Fig. 149: Bunch-by-bunch feedback system for the damping of coupled bunch beam instabilities (from: www.i-tech.si).

The components of this system have either been built at the ESRF (beam pick ups, RF front ends, kicker cavity) or subcontracted (kicker amplifier, digital signal processor). The procurement of the digital signal processor was done through a technical collaboration with the company Instrument Technology. This company customised electronics initially developed for the processing of BPM signals, called the Libera system, and turned it into a bunch by bunch signal processor. The new system has suitable data acquisition and processing rates, does data logging and has a high level programming environment for the coding of the feedback algorithm into the field programmable gate array (FPGA).

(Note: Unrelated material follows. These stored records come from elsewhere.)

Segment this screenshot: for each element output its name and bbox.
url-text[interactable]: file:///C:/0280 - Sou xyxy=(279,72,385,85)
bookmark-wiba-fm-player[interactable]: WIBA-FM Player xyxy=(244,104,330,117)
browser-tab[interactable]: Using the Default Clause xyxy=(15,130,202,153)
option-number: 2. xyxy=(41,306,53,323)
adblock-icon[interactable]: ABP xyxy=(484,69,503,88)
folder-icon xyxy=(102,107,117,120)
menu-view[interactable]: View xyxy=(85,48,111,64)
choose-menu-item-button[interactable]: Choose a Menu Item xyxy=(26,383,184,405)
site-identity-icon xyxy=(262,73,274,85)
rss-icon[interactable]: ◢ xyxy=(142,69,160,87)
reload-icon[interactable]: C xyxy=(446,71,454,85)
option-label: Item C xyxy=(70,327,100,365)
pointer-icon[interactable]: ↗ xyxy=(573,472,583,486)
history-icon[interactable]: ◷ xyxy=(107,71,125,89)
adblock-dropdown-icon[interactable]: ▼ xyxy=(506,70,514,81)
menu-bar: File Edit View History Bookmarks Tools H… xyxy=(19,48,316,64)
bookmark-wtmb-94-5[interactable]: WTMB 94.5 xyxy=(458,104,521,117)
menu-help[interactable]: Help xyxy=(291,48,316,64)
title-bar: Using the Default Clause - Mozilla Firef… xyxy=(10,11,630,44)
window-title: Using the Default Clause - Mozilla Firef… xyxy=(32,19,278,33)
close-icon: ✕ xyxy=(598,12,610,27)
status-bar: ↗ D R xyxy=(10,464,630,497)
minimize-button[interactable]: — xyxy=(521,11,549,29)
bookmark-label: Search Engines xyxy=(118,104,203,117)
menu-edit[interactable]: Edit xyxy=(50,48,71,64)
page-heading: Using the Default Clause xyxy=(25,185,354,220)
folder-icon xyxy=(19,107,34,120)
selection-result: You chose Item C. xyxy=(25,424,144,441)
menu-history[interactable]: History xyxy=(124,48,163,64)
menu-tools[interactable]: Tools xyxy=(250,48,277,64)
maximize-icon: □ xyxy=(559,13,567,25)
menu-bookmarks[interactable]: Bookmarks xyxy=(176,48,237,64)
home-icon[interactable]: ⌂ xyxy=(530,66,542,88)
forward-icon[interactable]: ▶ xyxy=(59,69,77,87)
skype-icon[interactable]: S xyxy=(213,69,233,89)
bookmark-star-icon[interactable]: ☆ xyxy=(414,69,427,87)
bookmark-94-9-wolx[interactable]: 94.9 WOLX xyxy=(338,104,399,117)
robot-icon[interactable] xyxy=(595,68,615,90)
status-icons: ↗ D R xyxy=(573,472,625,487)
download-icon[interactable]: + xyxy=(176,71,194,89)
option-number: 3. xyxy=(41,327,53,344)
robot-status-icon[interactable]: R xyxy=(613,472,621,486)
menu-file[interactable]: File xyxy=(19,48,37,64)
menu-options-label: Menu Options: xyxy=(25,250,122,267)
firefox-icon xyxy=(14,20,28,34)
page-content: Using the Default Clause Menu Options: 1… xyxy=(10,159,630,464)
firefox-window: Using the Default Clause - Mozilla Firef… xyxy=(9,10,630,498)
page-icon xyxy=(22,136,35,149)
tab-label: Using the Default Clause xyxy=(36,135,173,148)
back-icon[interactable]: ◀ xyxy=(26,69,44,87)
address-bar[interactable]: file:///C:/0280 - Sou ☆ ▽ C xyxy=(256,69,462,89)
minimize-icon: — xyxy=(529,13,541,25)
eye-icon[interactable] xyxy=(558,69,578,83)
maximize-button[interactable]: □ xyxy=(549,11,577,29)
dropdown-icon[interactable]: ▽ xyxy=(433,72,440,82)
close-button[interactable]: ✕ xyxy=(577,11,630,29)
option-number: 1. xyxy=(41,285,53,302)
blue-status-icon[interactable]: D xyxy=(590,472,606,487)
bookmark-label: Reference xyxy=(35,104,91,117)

Thanks to this newly developed feedback system and to further tuning of the RF cavity working point, the target current of 300 mA was achieved in December 2006 for the first time, in uniform filling mode (the most challenging in terms of beam instability) without any sign of feedback saturation. The feedback sensitivity is such that the remaining oscillation of the damped instability has an amplitude less than one thousandth of the bunch length.